Chroniques littérairesContemporain

Le livre que je ne voulais pas écrire d’Erwan Larher

Le livre que je ne voulais pas écrire d'Erwan Larher

Un roman époustouflant et bouleversant ! Un objet littéraire hors du commun. Des émotions à fleur de peau. A la fois glaçant et poignant, il constitue une étape dans la vie du romancier, du lecteur et communique une charge émotionnelle puissante. Retour sur cette lecture marquante.
Ce que raconte Erwan
Erwan Larher est romancier. Comme beaucoup d’autres, il s’est trouvé au mauvais endroit au mauvais moment. Un soir il se rend au Bataclan pour assister au concert des Eagles of death metal.

Ce soir, c’est celui qui prendra la vie à plus d’une centaine de personnes.

Ce soir, c’est celui que l’on n’oubliera jamais.

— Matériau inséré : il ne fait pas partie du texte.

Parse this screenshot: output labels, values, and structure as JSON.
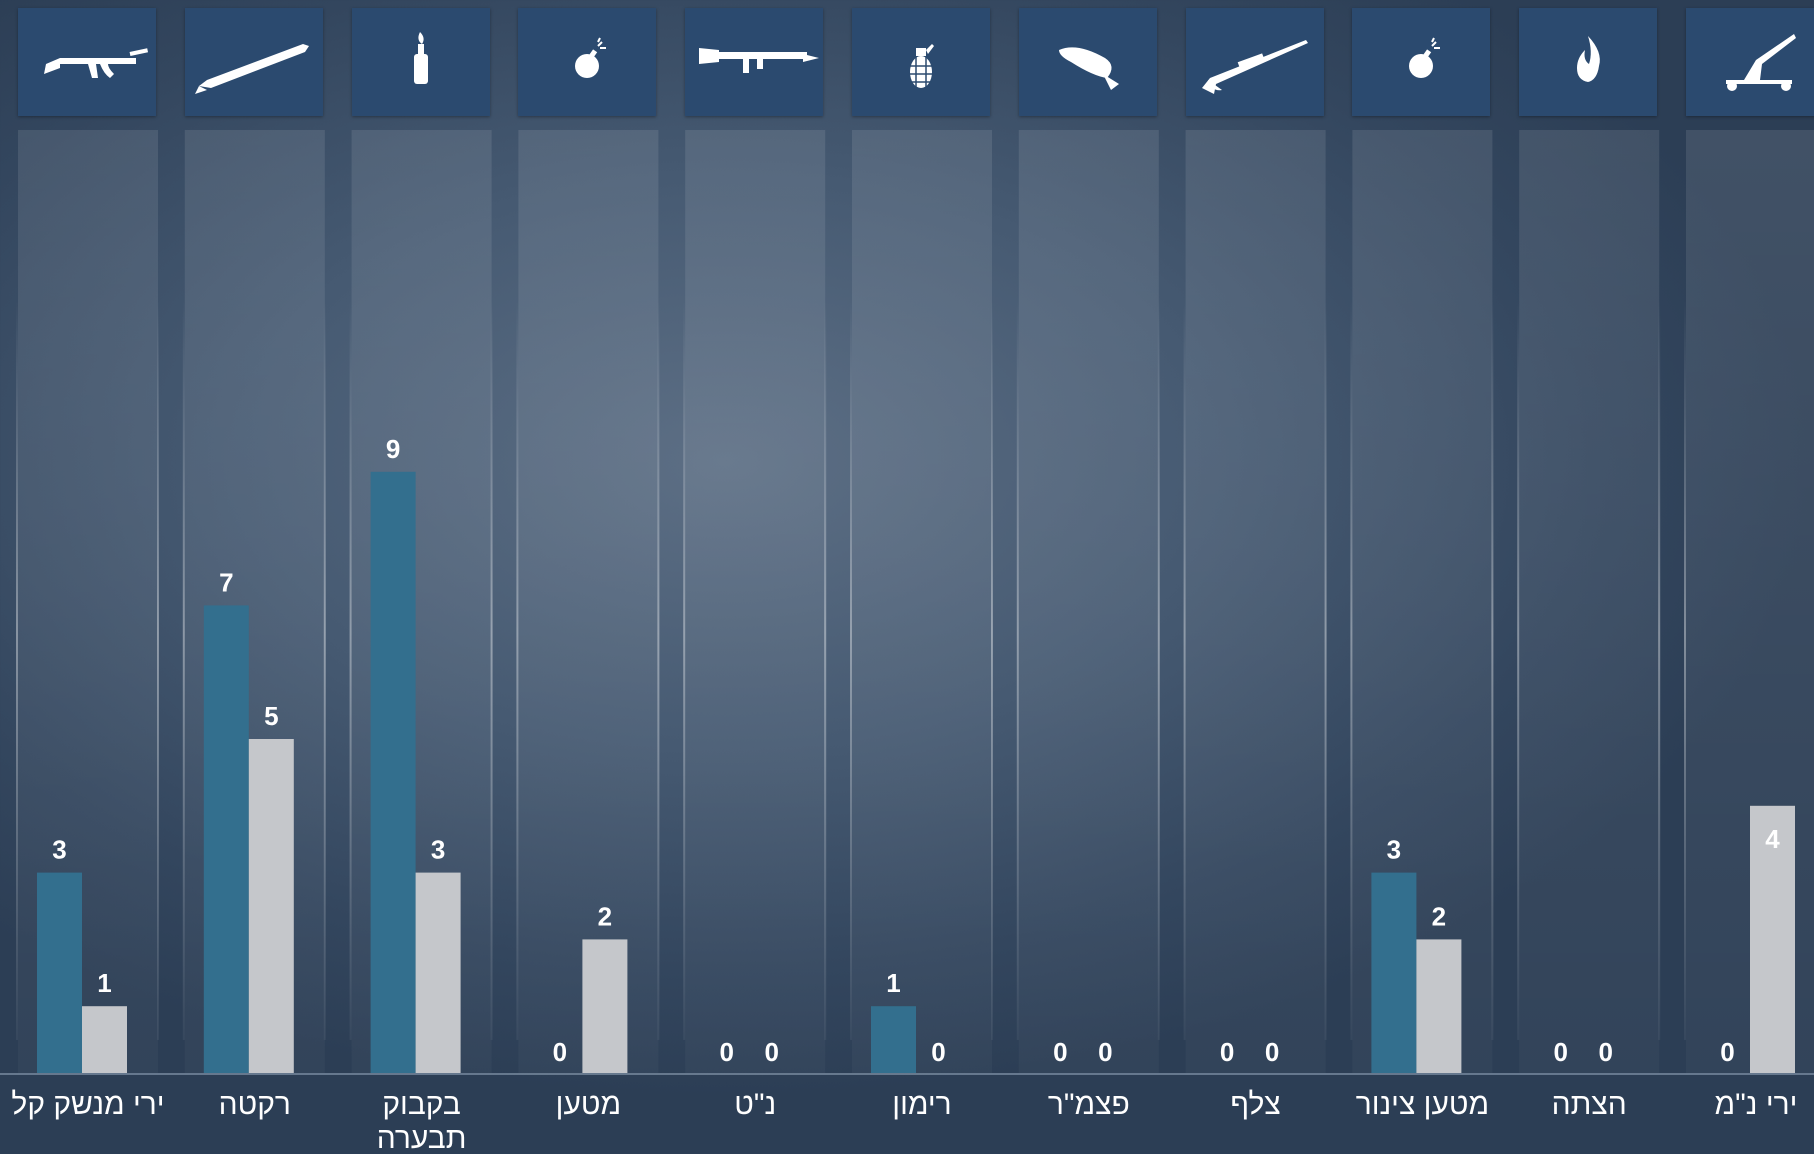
{
  "chart_data": {
    "type": "bar",
    "categories": [
      "ירי מנשק קל",
      "רקטה",
      "בקבוק תבערה",
      "מטען",
      "נ\"ט",
      "רימון",
      "פצמ\"ר",
      "צלף",
      "מטען צינור",
      "הצתה",
      "ירי נ\"מ"
    ],
    "series": [
      {
        "values": [
          3,
          7,
          9,
          0,
          0,
          1,
          0,
          0,
          3,
          0,
          0
        ]
      },
      {
        "values": [
          1,
          5,
          3,
          2,
          0,
          0,
          0,
          0,
          2,
          0,
          4
        ]
      }
    ],
    "value_labels": [
      [
        "3",
        "7",
        "9",
        "0",
        "0",
        "1",
        "0",
        "0",
        "3",
        "0",
        "0"
      ],
      [
        "1",
        "5",
        "3",
        "2",
        "0",
        "0",
        "0",
        "0",
        "2",
        "0",
        "4"
      ]
    ],
    "ylim": [
      0,
      10
    ],
    "grid": false,
    "legend": "none",
    "colors": {
      "series_a": "#336f8e",
      "series_b": "#c5c7cb",
      "icon_box": "#2b4a6f",
      "column": "#ffffff"
    },
    "icons": [
      "rifle-icon",
      "rocket-icon",
      "molotov-bottle-icon",
      "bomb-icon",
      "rpg-launcher-icon",
      "hand-grenade-icon",
      "mortar-shell-icon",
      "sniper-rifle-icon",
      "bomb-icon",
      "fire-icon",
      "anti-aircraft-gun-icon"
    ]
  }
}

Ce soir, c’est celui du 13 novembre 2015.

Sa passion pour le rock l’a conduit à vivre cette mésaventure, marquant à la fois l’homme qu’il est mais aussi l’écrivain. En pleine écriture d’un roman Marguerite n’aime pas ses fesses, Erwan Larher réfléchit à ce « Projet B », à ce « livre qu’il ne voulait pas écrire », où la voix de l’homme et du romancier s’entremêlent.
Une opposition à la machine médiatique
Le livre que je ne voulais pas écrire, ce titre significatif fait vibrer rien qu’au simple regard se posant sur la couverture de ce roman. Erwan Larher se sent comme piégé par cette tuile vécue et ne souhaite en aucun livrer un témoignage, un livre reportage sur la tuerie du Bataclan. Les chaînes de télévision, fonctionnant comme un cerveau traumatisé, ont déjà suffisamment fait de dégâts. Voyeurisme, reconstitution, diffusion d’images et de témoignages de rescapés plongés dans le désarroi, suscitant des « c’est horrible » en réponse aux images… Une réaction restreinte à deux  mots avec aucune réflexion.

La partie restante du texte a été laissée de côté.